Building an authenticated web service in Scala with tapir and JWT

A few days ago, Joey Devilla gave an excellent talk for the Tampa Java Users Group on building an authenticated web service in Kotlin using Spring Boot and JWT (“JSON Web Tokens”). He worked through a detailed article he had previously published.

I didn’t really understand how the authentication worked, so I decided to reimplement Joey’s project quick-and-dirty in order to figure it out. I used my own preferred tools — Scala and its libraries — to try to make sense of things.
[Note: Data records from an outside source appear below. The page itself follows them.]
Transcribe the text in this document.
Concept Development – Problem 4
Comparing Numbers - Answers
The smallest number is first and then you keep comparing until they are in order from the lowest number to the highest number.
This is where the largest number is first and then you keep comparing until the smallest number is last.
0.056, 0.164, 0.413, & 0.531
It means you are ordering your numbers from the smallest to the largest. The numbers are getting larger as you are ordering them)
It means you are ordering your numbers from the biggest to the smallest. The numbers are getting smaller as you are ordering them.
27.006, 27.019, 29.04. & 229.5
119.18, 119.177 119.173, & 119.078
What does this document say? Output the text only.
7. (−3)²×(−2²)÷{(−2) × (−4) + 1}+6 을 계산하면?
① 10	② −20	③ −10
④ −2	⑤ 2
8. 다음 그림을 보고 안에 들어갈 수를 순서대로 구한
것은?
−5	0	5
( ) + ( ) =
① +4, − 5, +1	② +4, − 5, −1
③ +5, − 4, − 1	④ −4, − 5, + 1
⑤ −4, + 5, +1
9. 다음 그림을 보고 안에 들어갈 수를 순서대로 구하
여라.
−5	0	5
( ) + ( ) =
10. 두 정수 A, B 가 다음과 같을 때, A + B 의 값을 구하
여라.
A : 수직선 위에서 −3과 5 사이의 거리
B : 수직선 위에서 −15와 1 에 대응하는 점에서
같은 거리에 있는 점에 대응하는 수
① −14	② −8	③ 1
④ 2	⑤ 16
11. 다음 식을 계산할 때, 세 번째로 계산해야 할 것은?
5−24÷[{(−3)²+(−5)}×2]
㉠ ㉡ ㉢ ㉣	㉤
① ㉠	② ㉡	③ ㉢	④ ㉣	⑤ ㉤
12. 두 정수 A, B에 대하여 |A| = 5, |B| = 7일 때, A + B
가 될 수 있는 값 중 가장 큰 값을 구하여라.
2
The (working, yay!) project is available here.

Library selection

After starting with some other favorites, I ultimately settled on tapir + zio-http as my http stack and jsoniter-scala.

deVilla's API is heavily overloaded: All endpoints begin with, and several include only, the path /api/hotsauces. They are distinguished sometimes only by their HTTP methods or the types of subpath elements. tapir handled this nicely, while simpler libraries complained about overlapping routes and would have required some hand-coding to discriminate between endpoints.

The API includes an update method (PUT /api/hotsauces/:id) that want users to be able to provide very partial specifications in JSON.

The basic record the application manages is

case class HotSauce( id : Long, brandName : String, sauceName : String, description : String, url : String, heat : Int )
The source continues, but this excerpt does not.